ABROUS: The health sector is currently doing very well in Algeria. Doctors, pharmacists, private clinics and medical professionals are all looking to acquire new equipment through financing. The real estate segment is also solid, as it enjoys a low risk factor: the value of immovable property in Algeria has been increasing by an average of 20% every year. Health and real estate will be key supporters of general economic growth. The automotive segment, which used to be an important source of income for leasing firms before the import-quota-induced slowdown, should also return to growth in 2018, thanks to major manufacturers such as Renault, Hyundai and Volkswagen entering the country.
Largely driven by a will to diversify, SMEs seek to export and import products using financing from leasing companies, on the condition that they can rely on a complete offer of tailor-made services, including insurance, transit and Customs process clearance.
How could the stock market come to play a bigger role in the economy in general?
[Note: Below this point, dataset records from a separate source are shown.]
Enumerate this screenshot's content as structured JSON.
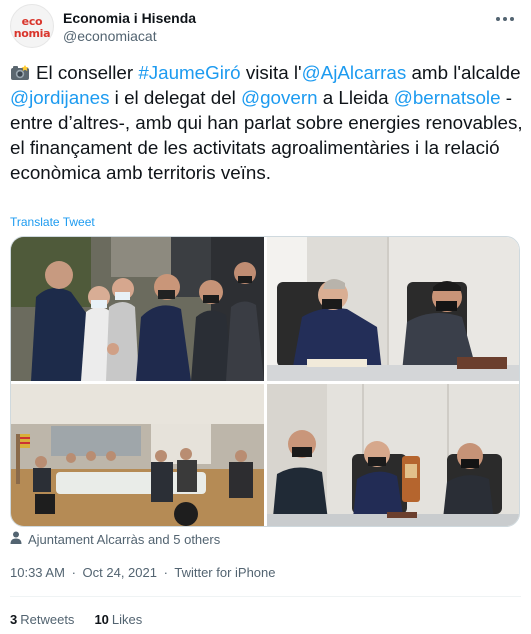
{
  "author": {
    "avatar_line1": "eco",
    "avatar_line2": "nomia",
    "name": "Economia i Hisenda",
    "handle": "@economiacat"
  },
  "tweet": {
    "emoji": "camera-flash-icon",
    "segments": [
      {
        "type": "text",
        "value": "El conseller "
      },
      {
        "type": "hashtag",
        "value": "#JaumeGiró"
      },
      {
        "type": "text",
        "value": " visita l'"
      },
      {
        "type": "mention",
        "value": "@AjAlcarras"
      },
      {
        "type": "text",
        "value": " amb l'alcalde "
      },
      {
        "type": "mention",
        "value": "@jordijanes"
      },
      {
        "type": "text",
        "value": " i el delegat del "
      },
      {
        "type": "mention",
        "value": "@govern"
      },
      {
        "type": "text",
        "value": " a Lleida "
      },
      {
        "type": "mention",
        "value": "@bernatsole"
      },
      {
        "type": "text",
        "value": " -entre d’altres-, amb qui han parlat sobre energies renovables, el finançament de les activitats agroalimentàries i la relació econòmica amb territoris veïns."
      }
    ],
    "translate_label": "Translate Tweet"
  },
  "media": {
    "photo_count": 4
  },
  "tagged": {
    "icon": "person-icon",
    "text": "Ajuntament Alcarràs and 5 others"
  },
  "meta": {
    "time": "10:33 AM",
    "separator": "·",
    "date": "Oct 24, 2021",
    "source": "Twitter for iPhone"
  },
  "stats": {
    "retweets_count": "3",
    "retweets_label": "Retweets",
    "likes_count": "10",
    "likes_label": "Likes"
  },
  "colors": {
    "link": "#1d9bf0",
    "text": "#0f1419",
    "secondary": "#536471",
    "brand_red": "#d9352c"
  }
}
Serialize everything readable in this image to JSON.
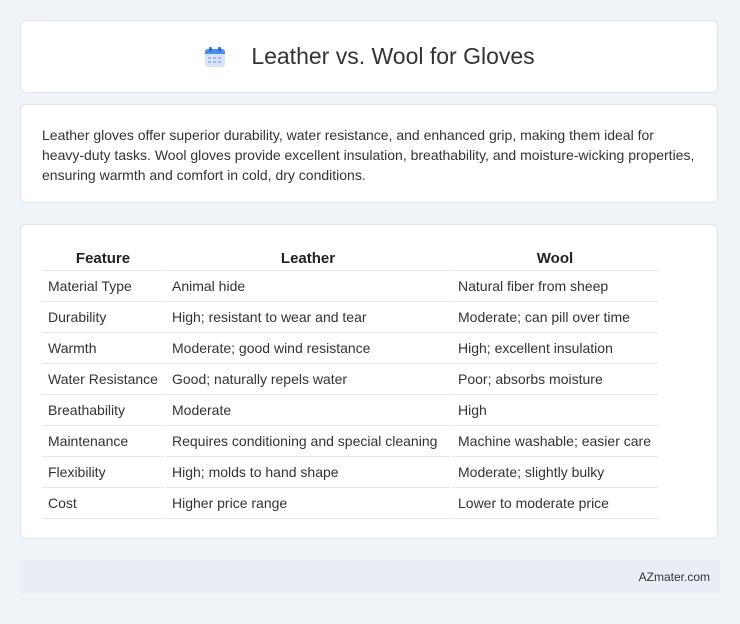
{
  "header": {
    "title": "Leather vs. Wool for Gloves",
    "icon": "calendar-icon"
  },
  "intro": {
    "text": "Leather gloves offer superior durability, water resistance, and enhanced grip, making them ideal for heavy-duty tasks. Wool gloves provide excellent insulation, breathability, and moisture-wicking properties, ensuring warmth and comfort in cold, dry conditions."
  },
  "table": {
    "headers": [
      "Feature",
      "Leather",
      "Wool"
    ],
    "rows": [
      [
        "Material Type",
        "Animal hide",
        "Natural fiber from sheep"
      ],
      [
        "Durability",
        "High; resistant to wear and tear",
        "Moderate; can pill over time"
      ],
      [
        "Warmth",
        "Moderate; good wind resistance",
        "High; excellent insulation"
      ],
      [
        "Water Resistance",
        "Good; naturally repels water",
        "Poor; absorbs moisture"
      ],
      [
        "Breathability",
        "Moderate",
        "High"
      ],
      [
        "Maintenance",
        "Requires conditioning and special cleaning",
        "Machine washable; easier care"
      ],
      [
        "Flexibility",
        "High; molds to hand shape",
        "Moderate; slightly bulky"
      ],
      [
        "Cost",
        "Higher price range",
        "Lower to moderate price"
      ]
    ]
  },
  "footer": {
    "brand": "AZmater.com"
  }
}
ABROUS: The stock exchange emerged to meet demand from the business community, and thus it should be driven by the private sector. One could boost the market by attracting investment funds. These offer two main advantages: they inject liquidity into the economy and they bring management processes that improve general transparency of the financing system. The domestic development of these funds is a prerequisite for the emergence of a dynamic stock market.
We must also open up the stock exchange to foreign investments, which are more likely to boost trade than public companies. This could also happen through a secondary market to enhance levels of capitalisation. In almost every other country, when someone has liquid assets, their bank offers to place it either on the stock market or in sovereign bonds. That trend needs to develop in the business culture here. Furthermore, opening a few well-performing public companies to private investors would provide a positive example for others to follow and potentially create a virtuous circle.